As Eleições e as Drogas! [Chapa2 Ed. #285]

Chapa2

hempadao 12 agosto, 2014

por Tales Henrique Coelho

A política e as drogas estão sempre intimamente ligadas, mas geralmente com o segundo tema funcionando como adjetivo: todos são unânimes ao afirmar que nossos políticos são uma droga. E isso não só é verdade, como é até uma injustiça com as drogas: por pior que possam ser algumas delas, há políticos infinitamente piores que qualquer uma.

Mas o que precisamos ter em mente é que, apesar desse sistema estar totalmente falido, as eleições ainda são importantes para decidir muita coisa. Agora que a campanha está esquentando é essencial que todo maconheiro informado esteja atento pra escolher o voto no dia 5 de outubro da melhor forma possível.

Quem acompanha o Hempadão e a militância antiproibicionista em geral sabe que esta não é uma luta voltada só para a liberdade de usar sua droga. A legalização é uma necessidade que se impõe em nosso País, que já tem a terceira maior população carcerária do mundo, onde a Guerra às Drogas tornou-se uma verdadeira guerra aos pobres, gerando taxas de homicídio maiores que a de países em guerra.

Nesse contexto, eleger gente que esteja comprometida com uma nova visão sobre drogas é uma obrigação. E, além de encontrar esses candidatos em seu estado, o maconheiro militante deve ajudar divulgar suas candidaturas como for possível. Isso em relação a candidatos ao legislativo (deputados federais e estaduais), entre os quais temos mais opções, e onde é muito importante ter gente progressista batendo de frente com os moralistas que infestam as nossas casas legislativas.

Já para presidente…

Uma característica marcante do processo eleitoral brasileiro, em especial nas grandes candidaturas à presidência, é o sequestro da pauta política pelo conservadorismo. Em toda eleição os partidos conservadores e as igrejas impõem suas pautas, e praticamente proíbem qualquer discussão sobre temas como Aborto, Casamento Homoafetivo e Drogas a todos os candidatos.

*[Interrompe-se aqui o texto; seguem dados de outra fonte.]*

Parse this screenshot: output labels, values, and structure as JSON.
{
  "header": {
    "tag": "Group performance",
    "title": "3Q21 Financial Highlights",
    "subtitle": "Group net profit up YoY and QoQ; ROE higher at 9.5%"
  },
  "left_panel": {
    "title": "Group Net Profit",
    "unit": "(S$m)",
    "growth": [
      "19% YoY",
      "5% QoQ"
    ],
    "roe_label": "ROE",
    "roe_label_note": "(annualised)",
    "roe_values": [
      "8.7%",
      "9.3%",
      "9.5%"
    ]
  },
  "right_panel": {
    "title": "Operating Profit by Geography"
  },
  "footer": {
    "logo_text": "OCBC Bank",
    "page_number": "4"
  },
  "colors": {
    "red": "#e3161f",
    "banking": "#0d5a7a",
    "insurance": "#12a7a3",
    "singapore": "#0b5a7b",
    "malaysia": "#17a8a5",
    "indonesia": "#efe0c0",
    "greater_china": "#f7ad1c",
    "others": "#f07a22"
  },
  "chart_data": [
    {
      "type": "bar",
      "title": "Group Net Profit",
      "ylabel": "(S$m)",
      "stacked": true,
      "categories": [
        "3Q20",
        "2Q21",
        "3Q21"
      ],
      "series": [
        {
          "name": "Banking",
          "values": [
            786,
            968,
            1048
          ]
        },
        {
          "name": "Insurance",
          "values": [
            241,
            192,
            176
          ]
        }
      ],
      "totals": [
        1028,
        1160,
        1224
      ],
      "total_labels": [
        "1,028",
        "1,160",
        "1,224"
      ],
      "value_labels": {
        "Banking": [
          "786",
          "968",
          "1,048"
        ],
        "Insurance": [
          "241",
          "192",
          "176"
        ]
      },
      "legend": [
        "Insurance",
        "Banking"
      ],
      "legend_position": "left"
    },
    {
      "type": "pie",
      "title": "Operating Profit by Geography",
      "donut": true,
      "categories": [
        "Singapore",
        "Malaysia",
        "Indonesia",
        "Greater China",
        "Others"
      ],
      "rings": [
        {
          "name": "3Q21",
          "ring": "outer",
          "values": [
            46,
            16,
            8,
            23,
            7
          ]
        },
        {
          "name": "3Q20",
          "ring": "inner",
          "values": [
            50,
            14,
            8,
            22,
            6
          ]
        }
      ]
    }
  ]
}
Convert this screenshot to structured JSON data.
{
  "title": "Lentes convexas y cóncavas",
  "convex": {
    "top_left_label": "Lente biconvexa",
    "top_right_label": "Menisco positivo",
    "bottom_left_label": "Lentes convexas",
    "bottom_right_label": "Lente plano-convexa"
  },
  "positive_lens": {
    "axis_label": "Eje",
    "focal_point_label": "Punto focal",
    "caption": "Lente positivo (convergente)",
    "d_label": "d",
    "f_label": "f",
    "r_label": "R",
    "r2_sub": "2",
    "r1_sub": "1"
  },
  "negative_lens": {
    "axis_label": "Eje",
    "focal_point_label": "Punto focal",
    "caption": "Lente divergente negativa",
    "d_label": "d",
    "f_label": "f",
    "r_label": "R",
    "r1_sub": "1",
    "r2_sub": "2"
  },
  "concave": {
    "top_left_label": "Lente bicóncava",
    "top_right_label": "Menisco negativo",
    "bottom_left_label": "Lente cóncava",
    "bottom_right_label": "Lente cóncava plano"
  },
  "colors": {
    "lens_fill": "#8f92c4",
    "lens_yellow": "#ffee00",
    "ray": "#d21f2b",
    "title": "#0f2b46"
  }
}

Se no primeiro turno temos opções de candidatos que já se declararam a favor da legalização, como Luciana Genro (PSOL), Zé Maria (PSTU) e Eduardo Jorge (PV). Mas, num provável segundo turno, a coisa complica.

Se você reparar vai ver que os três principais candidatos a presidente seguem um discurso muito semelhante, de que "o Brasil não está pronto" para legalizar. Como se estivéssemos prontos para mais décadas de guerra às drogas.

Por isso, fica o alerta: procurem bem e apoiem candidatos a deputado que façam avançar a nossa luta. Dos candidatos a presidente, não dá pra esperar avanços, mas podemos ter retrocessos. Tem gente que já recebeu de braços abertos do que há de mais conservador no País, se comprometeu com endurecimento de penas, fortalecimento da guerra às drogas… Olho aberto!

Não é porque um candidato tem histórias relacionadas com drogas ou tem em seu partido gente que defenda a legalização que será a melhor opção. Mesmo num contexto desses, é melhor ter na presidência quem tenha o mínimo de abertura para fazer este debate que, tomara, começará a ser travado com mais força na Câmara Federal a partir do ano que vem!

Resumindo: Foco nas eleições pra deputado, e muito cuidado no voto pra presidência!